Exceptions to the Privacy Rule

The Privacy Rule makes provisions for the disclosure of protected health information without the limitations outlined above for the following situations:

• Information needed for public health activities and safety
• In coordination with law enforcement of judicial activities and proceedings
• Certain research purposes
• Special Government functions

The Security Rule

HIPAA’s Security Rule deals specifically with the protection of personal health information in its electronic form, which includes data stored on computer hard drives and magnetic or digital storage devices.

The Security Rule requires that covered entities take reasonable measures to:

• Ensure the confidentiality, integrity, and availability of electronic health information
• Protect against the unauthorized access, use or disclosure of protected health information.
• Enforce HIPAA compliance in the work force.

Further more the Security Rule requires:

• The creation of an individual entity to be responsible for implementing and enforcing the Security Rule
• Initial and periodic risk assessments to determine the efficacy of current safeguards, evaluate new threats and implement the necessary protections to maintain the confidentiality and integrity of the data.
• The creation of an ongoing training program to educate the workforce on complying with the Security Rule
• The Covered entity to incorporate the Security Rule into Business Associate Contracts to ensure that all business associates maintain an equivalent level of protection.

Summary:

The Health Care Portability and Accountability Act plays a significant role in the protection of the privacy of health information.

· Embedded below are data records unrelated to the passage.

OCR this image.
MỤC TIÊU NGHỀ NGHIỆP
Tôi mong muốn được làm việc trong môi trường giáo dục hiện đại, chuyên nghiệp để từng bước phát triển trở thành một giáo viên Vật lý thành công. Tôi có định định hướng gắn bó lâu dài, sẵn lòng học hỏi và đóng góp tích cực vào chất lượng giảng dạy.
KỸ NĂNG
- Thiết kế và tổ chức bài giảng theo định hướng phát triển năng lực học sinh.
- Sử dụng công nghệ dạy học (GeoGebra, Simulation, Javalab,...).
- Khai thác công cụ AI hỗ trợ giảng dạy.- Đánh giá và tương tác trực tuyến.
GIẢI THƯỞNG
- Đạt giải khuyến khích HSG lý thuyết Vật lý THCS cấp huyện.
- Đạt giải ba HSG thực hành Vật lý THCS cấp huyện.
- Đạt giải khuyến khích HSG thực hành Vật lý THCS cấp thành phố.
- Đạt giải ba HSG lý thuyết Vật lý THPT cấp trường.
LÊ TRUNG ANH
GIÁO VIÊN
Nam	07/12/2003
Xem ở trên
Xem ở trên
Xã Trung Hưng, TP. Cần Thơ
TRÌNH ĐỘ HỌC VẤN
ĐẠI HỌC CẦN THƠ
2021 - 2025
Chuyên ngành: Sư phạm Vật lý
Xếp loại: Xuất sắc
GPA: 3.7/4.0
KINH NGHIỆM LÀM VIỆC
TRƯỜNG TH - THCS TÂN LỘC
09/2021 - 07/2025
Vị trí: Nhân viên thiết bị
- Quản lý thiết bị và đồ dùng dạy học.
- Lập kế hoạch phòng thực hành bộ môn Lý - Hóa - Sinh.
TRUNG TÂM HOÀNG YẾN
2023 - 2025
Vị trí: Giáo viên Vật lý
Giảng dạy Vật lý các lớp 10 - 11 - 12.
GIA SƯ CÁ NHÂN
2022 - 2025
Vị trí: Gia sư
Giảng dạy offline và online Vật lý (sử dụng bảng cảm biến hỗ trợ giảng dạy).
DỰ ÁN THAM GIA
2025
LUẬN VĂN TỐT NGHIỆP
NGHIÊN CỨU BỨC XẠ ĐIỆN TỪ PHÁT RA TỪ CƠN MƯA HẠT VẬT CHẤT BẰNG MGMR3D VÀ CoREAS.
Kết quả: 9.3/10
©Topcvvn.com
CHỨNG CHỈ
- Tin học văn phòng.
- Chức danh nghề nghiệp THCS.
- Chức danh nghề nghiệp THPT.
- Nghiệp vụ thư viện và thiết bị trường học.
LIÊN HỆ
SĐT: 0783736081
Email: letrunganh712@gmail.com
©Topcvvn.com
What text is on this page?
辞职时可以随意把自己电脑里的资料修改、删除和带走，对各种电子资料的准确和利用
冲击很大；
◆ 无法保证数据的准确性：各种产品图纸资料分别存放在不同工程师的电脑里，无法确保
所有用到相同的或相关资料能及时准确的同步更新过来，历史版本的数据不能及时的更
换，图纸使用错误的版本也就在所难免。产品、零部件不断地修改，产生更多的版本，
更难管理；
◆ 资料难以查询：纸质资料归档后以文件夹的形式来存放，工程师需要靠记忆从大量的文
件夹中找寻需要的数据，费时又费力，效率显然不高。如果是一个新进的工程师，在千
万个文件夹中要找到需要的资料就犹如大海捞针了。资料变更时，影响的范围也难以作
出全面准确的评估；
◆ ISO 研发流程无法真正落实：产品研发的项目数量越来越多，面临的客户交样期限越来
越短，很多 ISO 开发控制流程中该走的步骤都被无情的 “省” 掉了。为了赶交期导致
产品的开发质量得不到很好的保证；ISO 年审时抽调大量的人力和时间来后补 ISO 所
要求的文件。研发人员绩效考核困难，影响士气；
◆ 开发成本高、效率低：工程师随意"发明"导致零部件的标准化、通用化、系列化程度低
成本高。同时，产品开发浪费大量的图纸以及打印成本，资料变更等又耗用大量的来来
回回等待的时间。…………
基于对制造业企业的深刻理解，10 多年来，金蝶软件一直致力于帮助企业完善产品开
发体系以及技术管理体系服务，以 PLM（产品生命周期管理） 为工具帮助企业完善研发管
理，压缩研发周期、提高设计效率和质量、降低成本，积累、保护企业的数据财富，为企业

HIPAA is a complex and far reaching law which pertains all professionals involved in the health care field. Education in HIPAA compliance must be ongoing, and compliance closely monitored to ensure the protection of health information.

CIPP/G Candidate Preparation

In preparation for the Certified Information Privacy Professional Government exam, a privacy professional should be comfortable with topics related to this post including:

• U.S. Public and Private Sector General Laws including HIPAA (I.A.b.i.)